Tuesday, April 5, 2011

Another Fabricated Hitler Quotation

Although there is no shortage of quotations from Nazi sources that demonstrate its evil, people occasionally invent quotations that sound like what they think the Nazis would say to support a point.  I have a page on false Nazi quotations that looks into such matters.

Today I’m adding a quotation found in more than 1,700,000 web pages and a fair number of books.  Hitler is alleged to have said: “What luck for rulers that men do not think.” I’m not absolutely certain is it a fabrication, but I’m almost sure.  It isn’t in Mein Kampf, nor the published edition of Hitler’s speeches.  No one I can find who cites it provide a source. One book cited by several others provides the quotation, but no source.

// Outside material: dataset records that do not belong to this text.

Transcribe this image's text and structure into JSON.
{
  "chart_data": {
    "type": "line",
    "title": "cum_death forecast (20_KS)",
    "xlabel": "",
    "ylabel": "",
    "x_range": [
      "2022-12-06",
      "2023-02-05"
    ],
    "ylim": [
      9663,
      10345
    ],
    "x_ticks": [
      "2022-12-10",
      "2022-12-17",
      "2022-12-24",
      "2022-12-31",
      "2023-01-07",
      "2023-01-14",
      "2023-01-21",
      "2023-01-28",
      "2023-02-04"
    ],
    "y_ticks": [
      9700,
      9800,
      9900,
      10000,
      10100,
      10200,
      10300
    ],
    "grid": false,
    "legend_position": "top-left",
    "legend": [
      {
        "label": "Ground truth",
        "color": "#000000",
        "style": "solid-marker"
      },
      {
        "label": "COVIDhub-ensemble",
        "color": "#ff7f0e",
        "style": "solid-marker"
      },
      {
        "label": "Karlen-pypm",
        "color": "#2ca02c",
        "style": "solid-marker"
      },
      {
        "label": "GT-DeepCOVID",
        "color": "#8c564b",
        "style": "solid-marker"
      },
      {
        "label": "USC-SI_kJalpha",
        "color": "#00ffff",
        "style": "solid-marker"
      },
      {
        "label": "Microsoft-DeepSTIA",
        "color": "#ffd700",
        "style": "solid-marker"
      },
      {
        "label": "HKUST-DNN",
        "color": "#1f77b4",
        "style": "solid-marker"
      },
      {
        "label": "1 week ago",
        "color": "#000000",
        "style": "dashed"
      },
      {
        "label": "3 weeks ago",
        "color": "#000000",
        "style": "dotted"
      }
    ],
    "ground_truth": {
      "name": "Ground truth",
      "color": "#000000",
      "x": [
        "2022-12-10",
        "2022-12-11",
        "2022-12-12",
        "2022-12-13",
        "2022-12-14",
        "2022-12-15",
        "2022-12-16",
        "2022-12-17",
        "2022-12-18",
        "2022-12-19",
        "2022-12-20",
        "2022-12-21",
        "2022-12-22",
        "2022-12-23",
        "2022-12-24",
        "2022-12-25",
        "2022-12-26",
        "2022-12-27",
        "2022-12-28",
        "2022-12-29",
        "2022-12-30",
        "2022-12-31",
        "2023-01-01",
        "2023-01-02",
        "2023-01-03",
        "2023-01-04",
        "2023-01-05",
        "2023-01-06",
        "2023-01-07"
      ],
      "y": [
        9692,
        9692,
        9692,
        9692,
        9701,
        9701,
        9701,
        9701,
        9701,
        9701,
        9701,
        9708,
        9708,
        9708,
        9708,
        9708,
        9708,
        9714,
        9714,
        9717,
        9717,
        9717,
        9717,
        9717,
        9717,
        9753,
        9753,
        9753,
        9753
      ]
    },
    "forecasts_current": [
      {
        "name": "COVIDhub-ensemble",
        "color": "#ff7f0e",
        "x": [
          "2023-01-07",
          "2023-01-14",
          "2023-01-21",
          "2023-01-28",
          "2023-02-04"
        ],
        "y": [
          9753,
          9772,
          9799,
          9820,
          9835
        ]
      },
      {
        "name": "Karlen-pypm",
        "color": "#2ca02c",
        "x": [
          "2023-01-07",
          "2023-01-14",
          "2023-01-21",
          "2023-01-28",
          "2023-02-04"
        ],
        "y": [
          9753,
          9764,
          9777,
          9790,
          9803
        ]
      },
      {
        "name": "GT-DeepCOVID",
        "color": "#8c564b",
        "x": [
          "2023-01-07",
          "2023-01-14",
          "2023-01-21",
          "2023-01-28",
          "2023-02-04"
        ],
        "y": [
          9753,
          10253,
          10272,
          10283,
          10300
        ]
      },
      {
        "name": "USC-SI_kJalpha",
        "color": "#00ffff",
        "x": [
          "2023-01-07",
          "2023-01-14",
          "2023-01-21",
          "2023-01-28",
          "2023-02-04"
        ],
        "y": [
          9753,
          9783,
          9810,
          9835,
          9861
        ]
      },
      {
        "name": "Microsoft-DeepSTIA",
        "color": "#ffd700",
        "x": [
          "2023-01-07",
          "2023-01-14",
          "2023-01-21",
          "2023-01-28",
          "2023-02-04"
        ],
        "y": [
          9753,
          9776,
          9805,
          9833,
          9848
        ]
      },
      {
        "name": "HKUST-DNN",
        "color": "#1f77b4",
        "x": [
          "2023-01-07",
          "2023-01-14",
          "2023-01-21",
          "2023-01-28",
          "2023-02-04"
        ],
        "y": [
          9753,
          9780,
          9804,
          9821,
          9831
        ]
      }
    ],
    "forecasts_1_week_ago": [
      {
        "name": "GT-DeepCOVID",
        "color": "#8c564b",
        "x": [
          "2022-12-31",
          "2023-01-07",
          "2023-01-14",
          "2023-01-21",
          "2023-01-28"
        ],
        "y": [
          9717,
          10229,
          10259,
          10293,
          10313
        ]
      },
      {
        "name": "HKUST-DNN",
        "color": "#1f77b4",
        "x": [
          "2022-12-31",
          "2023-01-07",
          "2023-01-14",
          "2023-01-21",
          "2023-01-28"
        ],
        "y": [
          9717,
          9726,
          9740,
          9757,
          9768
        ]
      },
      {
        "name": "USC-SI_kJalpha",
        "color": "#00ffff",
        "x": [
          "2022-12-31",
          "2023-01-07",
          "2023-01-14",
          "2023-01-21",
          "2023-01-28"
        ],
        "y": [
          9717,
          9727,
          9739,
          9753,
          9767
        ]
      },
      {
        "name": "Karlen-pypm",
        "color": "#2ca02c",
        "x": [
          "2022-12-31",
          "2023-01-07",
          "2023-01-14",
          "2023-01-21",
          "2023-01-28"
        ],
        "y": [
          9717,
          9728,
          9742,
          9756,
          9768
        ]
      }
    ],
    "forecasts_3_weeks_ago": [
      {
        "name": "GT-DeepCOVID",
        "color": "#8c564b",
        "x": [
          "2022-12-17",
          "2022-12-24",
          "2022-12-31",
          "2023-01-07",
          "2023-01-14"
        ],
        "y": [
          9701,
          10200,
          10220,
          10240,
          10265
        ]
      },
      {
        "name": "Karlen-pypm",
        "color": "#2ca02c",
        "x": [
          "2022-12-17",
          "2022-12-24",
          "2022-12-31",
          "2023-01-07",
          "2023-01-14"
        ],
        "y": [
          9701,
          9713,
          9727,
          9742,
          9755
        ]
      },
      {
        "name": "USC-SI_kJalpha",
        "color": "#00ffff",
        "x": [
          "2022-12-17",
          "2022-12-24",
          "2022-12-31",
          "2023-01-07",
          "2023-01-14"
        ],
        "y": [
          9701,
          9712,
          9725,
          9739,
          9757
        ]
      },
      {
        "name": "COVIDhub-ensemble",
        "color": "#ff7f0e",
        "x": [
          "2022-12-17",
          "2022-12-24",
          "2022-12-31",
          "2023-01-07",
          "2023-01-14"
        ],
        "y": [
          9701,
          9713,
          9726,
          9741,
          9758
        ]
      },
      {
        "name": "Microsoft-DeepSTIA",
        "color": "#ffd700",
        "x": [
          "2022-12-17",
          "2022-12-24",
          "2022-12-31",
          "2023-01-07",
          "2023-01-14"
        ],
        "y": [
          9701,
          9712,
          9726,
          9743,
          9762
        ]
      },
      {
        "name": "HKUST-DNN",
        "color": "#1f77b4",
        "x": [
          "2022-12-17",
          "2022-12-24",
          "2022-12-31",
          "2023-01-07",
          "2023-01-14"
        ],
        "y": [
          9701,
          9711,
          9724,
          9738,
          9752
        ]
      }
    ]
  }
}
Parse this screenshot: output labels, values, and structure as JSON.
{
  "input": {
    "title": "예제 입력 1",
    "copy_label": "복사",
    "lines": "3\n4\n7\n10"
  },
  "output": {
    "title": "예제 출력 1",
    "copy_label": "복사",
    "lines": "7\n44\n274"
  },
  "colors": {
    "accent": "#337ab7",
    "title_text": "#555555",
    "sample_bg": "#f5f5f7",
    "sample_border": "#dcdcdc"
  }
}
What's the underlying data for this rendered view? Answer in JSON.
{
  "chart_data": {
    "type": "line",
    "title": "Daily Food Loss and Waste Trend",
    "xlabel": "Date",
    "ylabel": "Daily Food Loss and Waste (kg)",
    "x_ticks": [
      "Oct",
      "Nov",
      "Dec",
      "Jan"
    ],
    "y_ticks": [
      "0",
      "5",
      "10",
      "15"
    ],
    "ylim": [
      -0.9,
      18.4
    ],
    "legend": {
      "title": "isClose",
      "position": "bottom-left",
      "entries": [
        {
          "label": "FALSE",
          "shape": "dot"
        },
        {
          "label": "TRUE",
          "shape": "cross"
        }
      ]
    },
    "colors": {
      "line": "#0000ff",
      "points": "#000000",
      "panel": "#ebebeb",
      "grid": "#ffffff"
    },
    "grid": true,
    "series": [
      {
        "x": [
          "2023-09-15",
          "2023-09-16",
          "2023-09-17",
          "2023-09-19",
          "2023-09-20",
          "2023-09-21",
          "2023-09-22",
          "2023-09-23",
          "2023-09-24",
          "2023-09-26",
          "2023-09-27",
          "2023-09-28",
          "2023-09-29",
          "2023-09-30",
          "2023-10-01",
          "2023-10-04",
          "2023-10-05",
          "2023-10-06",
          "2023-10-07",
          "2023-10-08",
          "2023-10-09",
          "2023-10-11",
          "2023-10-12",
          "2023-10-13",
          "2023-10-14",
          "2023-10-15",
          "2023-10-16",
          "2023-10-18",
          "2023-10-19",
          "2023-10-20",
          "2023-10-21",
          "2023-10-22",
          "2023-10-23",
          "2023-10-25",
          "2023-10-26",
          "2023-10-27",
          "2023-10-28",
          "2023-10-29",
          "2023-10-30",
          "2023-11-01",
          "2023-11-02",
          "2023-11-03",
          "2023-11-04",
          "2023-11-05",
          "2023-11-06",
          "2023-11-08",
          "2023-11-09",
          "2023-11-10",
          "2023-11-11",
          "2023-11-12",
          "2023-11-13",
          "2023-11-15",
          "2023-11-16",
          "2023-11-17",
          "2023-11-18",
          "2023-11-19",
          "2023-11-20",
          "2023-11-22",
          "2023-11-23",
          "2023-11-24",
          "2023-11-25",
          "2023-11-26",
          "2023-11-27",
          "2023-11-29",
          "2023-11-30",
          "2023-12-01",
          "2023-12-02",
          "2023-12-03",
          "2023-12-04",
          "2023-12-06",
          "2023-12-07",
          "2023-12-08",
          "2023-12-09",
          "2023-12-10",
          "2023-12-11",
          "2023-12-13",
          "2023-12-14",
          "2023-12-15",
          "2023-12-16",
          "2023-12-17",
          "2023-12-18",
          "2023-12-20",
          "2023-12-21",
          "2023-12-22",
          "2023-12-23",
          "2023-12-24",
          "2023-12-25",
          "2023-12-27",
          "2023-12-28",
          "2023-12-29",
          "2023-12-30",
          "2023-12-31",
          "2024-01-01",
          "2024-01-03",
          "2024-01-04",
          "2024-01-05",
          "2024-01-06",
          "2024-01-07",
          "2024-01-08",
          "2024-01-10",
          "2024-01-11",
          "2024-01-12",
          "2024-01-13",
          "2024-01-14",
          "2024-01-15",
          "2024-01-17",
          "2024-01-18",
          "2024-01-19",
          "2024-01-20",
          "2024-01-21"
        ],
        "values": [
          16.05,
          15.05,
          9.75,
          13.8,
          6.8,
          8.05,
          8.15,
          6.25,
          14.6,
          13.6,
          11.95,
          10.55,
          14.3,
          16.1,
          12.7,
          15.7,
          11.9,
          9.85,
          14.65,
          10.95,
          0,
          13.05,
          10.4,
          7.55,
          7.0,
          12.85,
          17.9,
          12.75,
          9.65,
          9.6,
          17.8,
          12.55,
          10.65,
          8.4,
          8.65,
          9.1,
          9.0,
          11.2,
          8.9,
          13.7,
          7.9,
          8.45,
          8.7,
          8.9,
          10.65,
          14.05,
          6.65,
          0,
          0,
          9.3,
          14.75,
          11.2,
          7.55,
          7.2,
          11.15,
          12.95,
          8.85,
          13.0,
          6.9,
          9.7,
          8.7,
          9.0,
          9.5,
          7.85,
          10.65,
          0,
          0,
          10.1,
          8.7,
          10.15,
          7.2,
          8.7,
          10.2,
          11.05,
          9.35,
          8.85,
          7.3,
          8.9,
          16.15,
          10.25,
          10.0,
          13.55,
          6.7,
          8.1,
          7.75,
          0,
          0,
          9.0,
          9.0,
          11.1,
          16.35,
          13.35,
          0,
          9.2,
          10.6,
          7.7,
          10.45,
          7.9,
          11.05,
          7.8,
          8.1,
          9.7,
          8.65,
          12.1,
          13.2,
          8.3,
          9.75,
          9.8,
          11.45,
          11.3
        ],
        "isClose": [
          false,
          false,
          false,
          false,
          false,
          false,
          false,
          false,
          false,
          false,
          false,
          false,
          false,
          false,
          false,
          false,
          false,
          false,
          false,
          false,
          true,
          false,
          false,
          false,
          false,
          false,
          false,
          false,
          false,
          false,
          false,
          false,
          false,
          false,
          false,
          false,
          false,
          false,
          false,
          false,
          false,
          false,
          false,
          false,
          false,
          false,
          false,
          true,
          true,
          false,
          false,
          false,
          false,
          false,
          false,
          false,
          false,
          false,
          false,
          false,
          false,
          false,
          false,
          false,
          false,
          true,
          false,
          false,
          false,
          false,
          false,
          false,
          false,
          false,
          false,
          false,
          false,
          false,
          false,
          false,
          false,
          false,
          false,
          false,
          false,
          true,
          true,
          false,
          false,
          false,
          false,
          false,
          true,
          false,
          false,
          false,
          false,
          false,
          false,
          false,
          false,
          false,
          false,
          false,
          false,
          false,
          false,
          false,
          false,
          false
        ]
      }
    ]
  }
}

But it sounds like what people think Hitler would have said, so it keeps spreading.

Friday, April 10, 2009

Another Fake Nazi Quotation

I've added another falsified quotation by Adolf Hitler to the False Nazi Quotations page. This one runs: "Terrorism is the best political weapon for nothing drives people harder than a fear of sudden death." It's cited on more than 12,000 Internet pages at the moment -- but not once in a book, and none of the pages that cites it gives a source. It seems mostly to be used by conspiracy theorists, and provides a good example of their gullibility. They tend to believe anything that supports their point of view, frequently not troubling to check the reliability of the information.

Saturday, September 13, 2008

False Nazi Quotations

I sometimes get requests to verify quotations circulating around the Internet. Some of the quotations are either forged or taken out of context. The Nazis, of course, said enough objectionable things to provide lots of citations, but accuracy in these matters is good. I've added a page, which will grow with time, on fabricated Nazi quotations.